3\omega = 3\frac{\hbar \pi^2}{ma^2} = \frac{3E_1}{\hbar} = \frac{E_2 - E_1}{\hbar}

The absolute energy origin is not important, only the difference E_2 - E_1 and this is often happening in quantum mechanics.

As a reminder, the wave function and the probability density for these two states are as in the below picture:

Particle in a box solutions for the first two eigenstates

Then the time-dependent solution for each of two states is given multiplying the eigenstate by the time dependent factor:

\begin{aligned} \Psi_1(x,t) & = e^{-i\frac{E_1}{\hbar}t}\psi_1(x) \\ \Psi_2(x,t) & = e^{-i\frac{E_2}{\hbar}t}\psi_2(x) \end{aligned}

For each state, the probability density is not changing:

\begin{aligned} P(1) & = \left| \Psi_1(x,t) \right|^2 = e^{i\frac{E_1}{\hbar}t}\overline{\psi_1(x)} e^{-i\frac{E_1}{\hbar}t}\psi_1(x) = \overline{\psi_1(x)} \psi_1(x) = |\psi_1(x)|^2 \\ P(2) & = \left| \Psi_2(x,t) \right|^2 = e^{i\frac{E_2}{\hbar}t}\overline{\psi_2(x)} e^{-i\frac{E_2}{\hbar}t}\psi_2(x) = \overline{\psi_2(x)} \psi_2(x) = |\psi_2(x)|^2 \end{aligned}

The time factor is not contributing to the density, as these wavefunctions are still solutions of the time-independent Schrödinger equation.

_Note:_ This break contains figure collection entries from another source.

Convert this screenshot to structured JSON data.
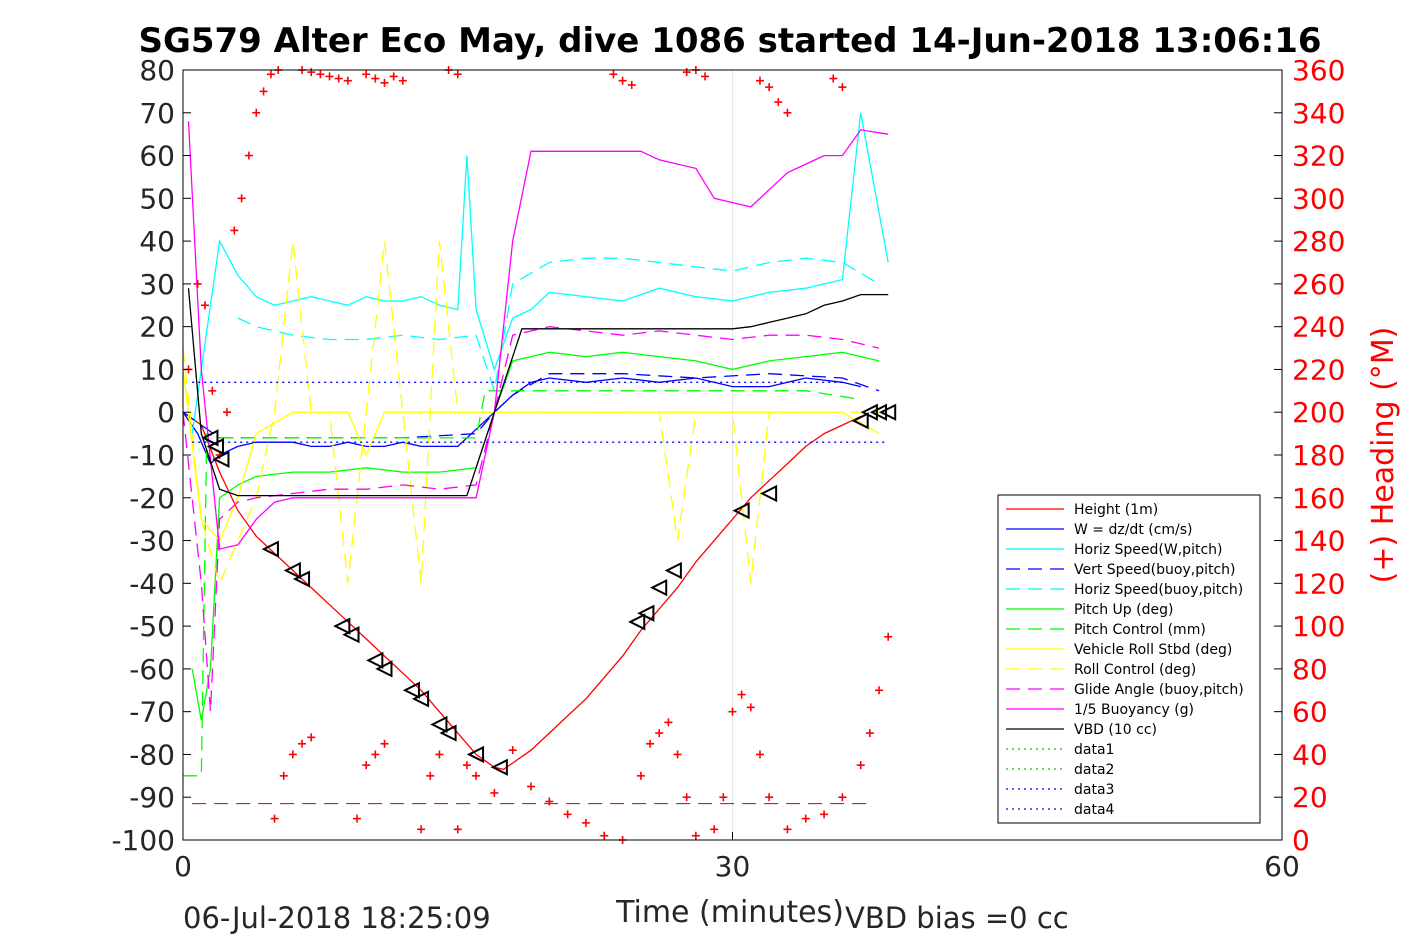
{
  "chart_data": {
    "type": "line",
    "title": "SG579 Alter Eco May, dive 1086 started 14-Jun-2018 13:06:16",
    "xlabel": "Time (minutes)",
    "ylabel_right": "(+) Heading (°M)",
    "footer_left": "06-Jul-2018 18:25:09",
    "footer_right": "VBD bias =0 cc",
    "xlim": [
      0,
      60
    ],
    "ylim": [
      -100,
      80
    ],
    "ylim_right": [
      0,
      360
    ],
    "x_ticks": [
      "0",
      "30",
      "60"
    ],
    "y_ticks": [
      "80",
      "70",
      "60",
      "50",
      "40",
      "30",
      "20",
      "10",
      "0",
      "-10",
      "-20",
      "-30",
      "-40",
      "-50",
      "-60",
      "-70",
      "-80",
      "-90",
      "-100"
    ],
    "y_ticks_right": [
      "360",
      "340",
      "320",
      "300",
      "280",
      "260",
      "240",
      "220",
      "200",
      "180",
      "160",
      "140",
      "120",
      "100",
      "80",
      "60",
      "40",
      "20",
      "0"
    ],
    "grid": "x-only",
    "legend_position": "lower-right",
    "series": [
      {
        "name": "Height (1m)",
        "color": "#ff0000",
        "style": "solid",
        "x": [
          0,
          1,
          2,
          3,
          4,
          5,
          6,
          7,
          8,
          9,
          10,
          11,
          12,
          13,
          14,
          15,
          16,
          17,
          17.5,
          18,
          19,
          20,
          21,
          22,
          23,
          24,
          25,
          26,
          27,
          28,
          29,
          30,
          31,
          32,
          33,
          34,
          35,
          36,
          37
        ],
        "y": [
          0,
          -3,
          -14,
          -23,
          -29,
          -33,
          -37,
          -41,
          -45,
          -49,
          -53,
          -57,
          -61,
          -65,
          -70,
          -75,
          -80,
          -83,
          -83.5,
          -82,
          -79,
          -75,
          -71,
          -67,
          -62,
          -57,
          -51,
          -46,
          -41,
          -35,
          -30,
          -25,
          -20,
          -16,
          -12,
          -8,
          -5,
          -3,
          -1
        ]
      },
      {
        "name": "W = dz/dt (cm/s)",
        "color": "#0000ff",
        "style": "solid",
        "x": [
          0,
          0.8,
          1.5,
          2,
          3,
          4,
          5,
          6,
          7,
          8,
          9,
          10,
          11,
          12,
          13,
          14,
          15,
          16,
          17,
          18,
          19,
          20,
          22,
          24,
          26,
          28,
          30,
          32,
          34,
          36,
          37
        ],
        "y": [
          0,
          -5,
          -12,
          -10,
          -8,
          -7,
          -7,
          -7,
          -8,
          -8,
          -7,
          -8,
          -8,
          -7,
          -8,
          -8,
          -8,
          -4,
          0,
          4,
          7,
          8,
          7,
          8,
          7,
          8,
          6,
          6,
          8,
          7,
          6
        ]
      },
      {
        "name": "Horiz Speed(W,pitch)",
        "color": "#00ffff",
        "style": "solid",
        "x": [
          0.5,
          1,
          2,
          3,
          4,
          5,
          6,
          7,
          8,
          9,
          10,
          11,
          12,
          13,
          14,
          15,
          15.5,
          16,
          17,
          18,
          19,
          20,
          22,
          24,
          26,
          28,
          30,
          32,
          34,
          36,
          37,
          38.5
        ],
        "y": [
          -5,
          10,
          40,
          32,
          27,
          25,
          26,
          27,
          26,
          25,
          27,
          26,
          26,
          27,
          25,
          24,
          60,
          24,
          10,
          22,
          24,
          28,
          27,
          26,
          29,
          27,
          26,
          28,
          29,
          31,
          70,
          35
        ]
      },
      {
        "name": "Vert Speed(buoy,pitch)",
        "color": "#0000ff",
        "style": "dashed",
        "x": [
          0,
          1,
          2,
          4,
          8,
          12,
          16,
          17,
          18,
          20,
          24,
          28,
          32,
          36,
          38
        ],
        "y": [
          0,
          -3,
          -6,
          -6,
          -6,
          -6,
          -5,
          0,
          4,
          9,
          9,
          8,
          9,
          8,
          5
        ]
      },
      {
        "name": "Horiz Speed(buoy,pitch)",
        "color": "#00ffff",
        "style": "dashed",
        "x": [
          3,
          4,
          6,
          8,
          10,
          12,
          14,
          16,
          17,
          18,
          20,
          22,
          24,
          26,
          28,
          30,
          32,
          34,
          36,
          38
        ],
        "y": [
          22,
          20,
          18,
          17,
          17,
          18,
          17,
          18,
          5,
          30,
          35,
          36,
          36,
          35,
          34,
          33,
          35,
          36,
          35,
          30
        ]
      },
      {
        "name": "Pitch Up (deg)",
        "color": "#00ff00",
        "style": "solid",
        "x": [
          0.5,
          1,
          1.5,
          2,
          3,
          4,
          6,
          8,
          10,
          12,
          14,
          16,
          17,
          18,
          20,
          22,
          24,
          26,
          28,
          30,
          32,
          34,
          36,
          38
        ],
        "y": [
          -60,
          -72,
          -60,
          -20,
          -17,
          -15,
          -14,
          -14,
          -13,
          -14,
          -14,
          -13,
          0,
          12,
          14,
          13,
          14,
          13,
          12,
          10,
          12,
          13,
          14,
          12
        ]
      },
      {
        "name": "Pitch Control (mm)",
        "color": "#00ff00",
        "style": "dashed",
        "x": [
          0,
          1,
          1.3,
          2,
          4,
          8,
          12,
          16,
          16.5,
          18,
          22,
          26,
          30,
          34,
          37
        ],
        "y": [
          -85,
          -85,
          -5,
          -6,
          -6,
          -6,
          -6,
          -6,
          5,
          5,
          5,
          5,
          5,
          5,
          3
        ]
      },
      {
        "name": "Vehicle Roll Stbd (deg)",
        "color": "#ffff00",
        "style": "solid",
        "x": [
          0,
          1,
          2,
          3,
          4,
          6,
          8,
          9,
          10,
          11,
          12,
          13,
          14,
          16,
          18,
          20,
          22,
          24,
          26,
          28,
          30,
          32,
          34,
          36,
          38
        ],
        "y": [
          10,
          -25,
          -30,
          -20,
          -5,
          0,
          0,
          0,
          -10,
          0,
          0,
          0,
          0,
          0,
          0,
          0,
          0,
          0,
          0,
          0,
          0,
          0,
          0,
          0,
          -5
        ]
      },
      {
        "name": "Roll Control (deg)",
        "color": "#ffff00",
        "style": "dashed",
        "x": [
          0,
          1,
          2,
          3,
          4,
          5,
          6,
          7,
          8,
          9,
          10,
          11,
          12,
          13,
          14,
          15,
          16,
          18,
          20,
          24,
          26,
          27,
          28,
          30,
          31,
          32,
          34,
          36,
          38
        ],
        "y": [
          15,
          -25,
          -40,
          -30,
          -20,
          0,
          40,
          0,
          0,
          -40,
          0,
          40,
          0,
          -40,
          40,
          0,
          0,
          0,
          0,
          0,
          0,
          -30,
          0,
          0,
          -40,
          0,
          0,
          0,
          0
        ]
      },
      {
        "name": "Glide Angle (buoy,pitch)",
        "color": "#ff00ff",
        "style": "dashed",
        "x": [
          0,
          1,
          1.5,
          2,
          3,
          4,
          6,
          8,
          10,
          12,
          14,
          16,
          17,
          18,
          20,
          22,
          24,
          26,
          28,
          30,
          32,
          34,
          36,
          38
        ],
        "y": [
          0,
          -40,
          -70,
          -25,
          -21,
          -20,
          -19,
          -18,
          -18,
          -17,
          -18,
          -17,
          0,
          18,
          20,
          19,
          18,
          19,
          18,
          17,
          18,
          18,
          17,
          15
        ]
      },
      {
        "name": "1/5 Buoyancy (g)",
        "color": "#ff00ff",
        "style": "solid",
        "x": [
          0.3,
          1,
          2,
          3,
          4,
          5,
          6,
          8,
          10,
          12,
          14,
          16,
          17,
          18,
          19,
          20,
          22,
          24,
          25,
          26,
          27,
          28,
          29,
          30,
          31,
          32,
          33,
          34,
          35,
          36,
          37,
          38.5
        ],
        "y": [
          68,
          10,
          -32,
          -31,
          -25,
          -21,
          -20,
          -20,
          -20,
          -20,
          -20,
          -20,
          0,
          40,
          61,
          61,
          61,
          61,
          61,
          59,
          58,
          57,
          50,
          49,
          48,
          52,
          56,
          58,
          60,
          60,
          66,
          65
        ]
      },
      {
        "name": "VBD (10 cc)",
        "color": "#000000",
        "style": "solid",
        "x": [
          0.3,
          1,
          2,
          3,
          4,
          6,
          8,
          10,
          12,
          14,
          15.5,
          17,
          18.5,
          20,
          22,
          24,
          26,
          28,
          30,
          31,
          32,
          33,
          34,
          35,
          36,
          37,
          38.5
        ],
        "y": [
          29,
          -5,
          -18,
          -19.5,
          -19.5,
          -19.5,
          -19.5,
          -19.5,
          -19.5,
          -19.5,
          -19.5,
          0,
          19.5,
          19.5,
          19.5,
          19.5,
          19.5,
          19.5,
          19.5,
          20,
          21,
          22,
          23,
          25,
          26,
          27.5,
          27.5
        ]
      },
      {
        "name": "data1",
        "color": "#00cc00",
        "style": "dotted",
        "x": [],
        "y": []
      },
      {
        "name": "data2",
        "color": "#00cc00",
        "style": "dotted",
        "x": [],
        "y": []
      },
      {
        "name": "data3",
        "color": "#0000ff",
        "style": "dotted",
        "x": [
          0.5,
          36
        ],
        "y": [
          7,
          7
        ]
      },
      {
        "name": "data4",
        "color": "#0000ff",
        "style": "dotted",
        "x": [
          0.5,
          38.5
        ],
        "y": [
          -7,
          -7
        ]
      }
    ],
    "heading_series": {
      "name": "Heading (°M)",
      "color": "#ff0000",
      "marker": "+",
      "x": [
        0.3,
        0.8,
        1.2,
        1.6,
        2.0,
        2.4,
        2.8,
        3.2,
        3.6,
        4.0,
        4.4,
        4.8,
        5.2,
        6.5,
        7.0,
        7.5,
        8.0,
        8.5,
        9.0,
        10.0,
        10.5,
        11.0,
        11.5,
        12.0,
        14.5,
        15.0,
        23.5,
        24.0,
        24.5,
        27.5,
        28.0,
        28.5,
        31.5,
        32.0,
        32.5,
        33.0,
        35.5,
        36.0,
        5.0,
        5.5,
        6.0,
        6.5,
        7.0,
        9.5,
        10.0,
        10.5,
        11.0,
        13.0,
        13.5,
        14.0,
        15.0,
        15.5,
        16.0,
        17.0,
        18.0,
        19.0,
        20.0,
        21.0,
        22.0,
        23.0,
        24.0,
        25.0,
        25.5,
        26.0,
        26.5,
        27.0,
        27.5,
        28.0,
        29.0,
        29.5,
        30.0,
        30.5,
        31.0,
        31.5,
        32.0,
        33.0,
        34.0,
        35.0,
        36.0,
        37.0,
        37.5,
        38.0,
        38.5
      ],
      "y": [
        220,
        260,
        250,
        210,
        180,
        200,
        285,
        300,
        320,
        340,
        350,
        358,
        360,
        360,
        359,
        358,
        357,
        356,
        355,
        358,
        356,
        354,
        357,
        355,
        360,
        358,
        358,
        355,
        353,
        359,
        360,
        357,
        355,
        352,
        345,
        340,
        356,
        352,
        10,
        30,
        40,
        45,
        48,
        10,
        35,
        40,
        45,
        5,
        30,
        40,
        5,
        35,
        30,
        22,
        42,
        25,
        18,
        12,
        8,
        2,
        0,
        30,
        45,
        50,
        55,
        40,
        20,
        2,
        5,
        20,
        60,
        68,
        62,
        40,
        20,
        5,
        10,
        12,
        20,
        35,
        50,
        70,
        95
      ]
    },
    "depth_markers": {
      "name": "Depth markers",
      "color": "#000000",
      "marker": "triangle",
      "x": [
        1.5,
        1.8,
        2.1,
        4.8,
        6.0,
        6.5,
        8.7,
        9.2,
        10.5,
        11.0,
        12.5,
        13.0,
        14.0,
        14.5,
        16.0,
        17.3,
        24.8,
        25.3,
        26.0,
        26.8,
        30.5,
        32.0,
        37.0,
        37.5,
        38.0,
        38.5
      ],
      "y": [
        -6,
        -8,
        -11,
        -32,
        -37,
        -39,
        -50,
        -52,
        -58,
        -60,
        -65,
        -67,
        -73,
        -75,
        -80,
        -83,
        -49,
        -47,
        -41,
        -37,
        -23,
        -19,
        -2,
        0,
        0,
        0
      ]
    },
    "reference_lines": [
      {
        "name": "vertical marker",
        "axis": "x",
        "value": 30,
        "color": "#e6e6e6"
      },
      {
        "name": "red dashed",
        "axis": "y",
        "value": -91.5,
        "x_range": [
          0.5,
          37.5
        ],
        "color": "#cc0000"
      }
    ]
  }
}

When adding these two solution in a superposition, at that point the probability density is having an oscillating motion, because it is:

P(s) = \left| \Psi_2(x,t) + \Psi_2(x,t) \right|^2

The two solution are first added, then squared.

The graphs depict the superposed wavefunction’s real (\Re\{\Psi(x,t)\}) and imaginary (\Im\{\Psi(x,t)\}) parts as a function of time t on the left, each plotted at different heights for clarity. On the right, the probability density (|\Psi(x,t)|^2) is shown, illustrating how the wavefunction’s magnitude squared varies over time.

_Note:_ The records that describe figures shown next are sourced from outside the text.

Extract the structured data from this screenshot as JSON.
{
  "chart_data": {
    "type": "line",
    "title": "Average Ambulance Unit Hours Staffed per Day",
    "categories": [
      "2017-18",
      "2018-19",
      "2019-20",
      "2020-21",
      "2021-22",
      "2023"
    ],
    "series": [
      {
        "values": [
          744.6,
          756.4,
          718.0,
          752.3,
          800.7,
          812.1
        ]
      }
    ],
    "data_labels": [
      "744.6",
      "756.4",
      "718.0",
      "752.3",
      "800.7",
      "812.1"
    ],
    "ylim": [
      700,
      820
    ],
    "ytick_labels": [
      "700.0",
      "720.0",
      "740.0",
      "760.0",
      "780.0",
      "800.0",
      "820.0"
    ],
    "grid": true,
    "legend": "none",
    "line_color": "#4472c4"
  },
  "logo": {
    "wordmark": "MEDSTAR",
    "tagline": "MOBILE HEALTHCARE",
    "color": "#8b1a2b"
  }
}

This give the oscillating motion with period \omega_{21} = \frac{3E_1}{\hbar}. In this scenario, we’re observing a particle oscillating within a potential well, demonstrating time-dependent behavior. This is illustrated through the probability density’s variation with position x inside the well, showcasing the particle’s oscillatory motion. Quantum mechanics allows us to understand such dynamic systems.

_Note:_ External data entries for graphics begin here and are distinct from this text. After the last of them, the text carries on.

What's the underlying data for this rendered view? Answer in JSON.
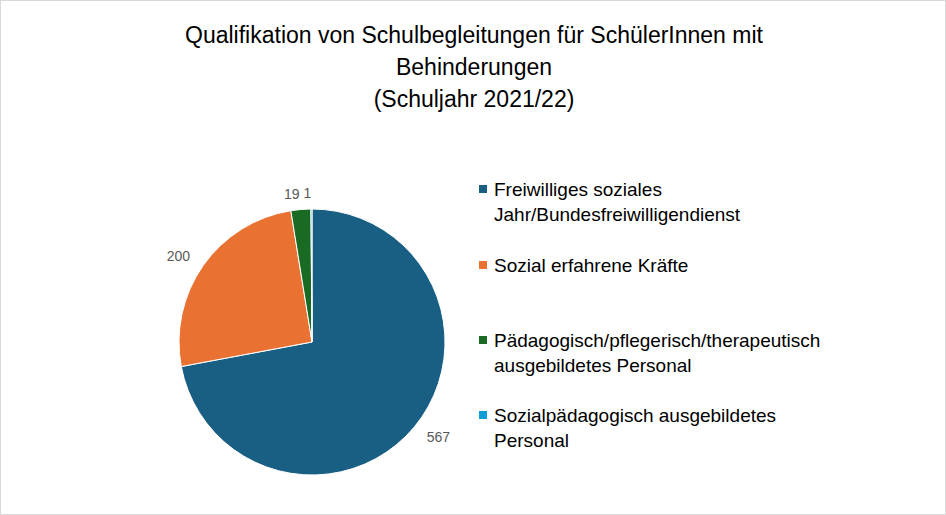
{
  "chart_data": {
    "type": "pie",
    "title": "Qualifikation von Schulbegleitungen für SchülerInnen mit\nBehinderungen\n(Schuljahr 2021/22)",
    "categories": [
      "Freiwilliges soziales Jahr/Bundesfreiwilligendienst",
      "Sozial erfahrene Kräfte",
      "Pädagogisch/pflegerisch/therapeutisch ausgebildetes Personal",
      "Sozialpädagogisch ausgebildetes Personal"
    ],
    "values": [
      567,
      200,
      19,
      1
    ],
    "colors": [
      "#195e83",
      "#e97132",
      "#196b24",
      "#0f9ed5"
    ],
    "data_labels": true,
    "legend": "right"
  }
}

In the current case, the particle’s motion results from being in a superposition of the well’s first and second states—where the first state has a single peak in the center and the second state has two peaks on either side.

Individually, these states have stationary probability densities. However, in quantum mechanics, we combine the wave functions (quantum mechanical amplitudes) of these states first and then compute the probability density by taking the squared modulus of the sum, which reveals the oscillatory behavior rather than a stationary distribution.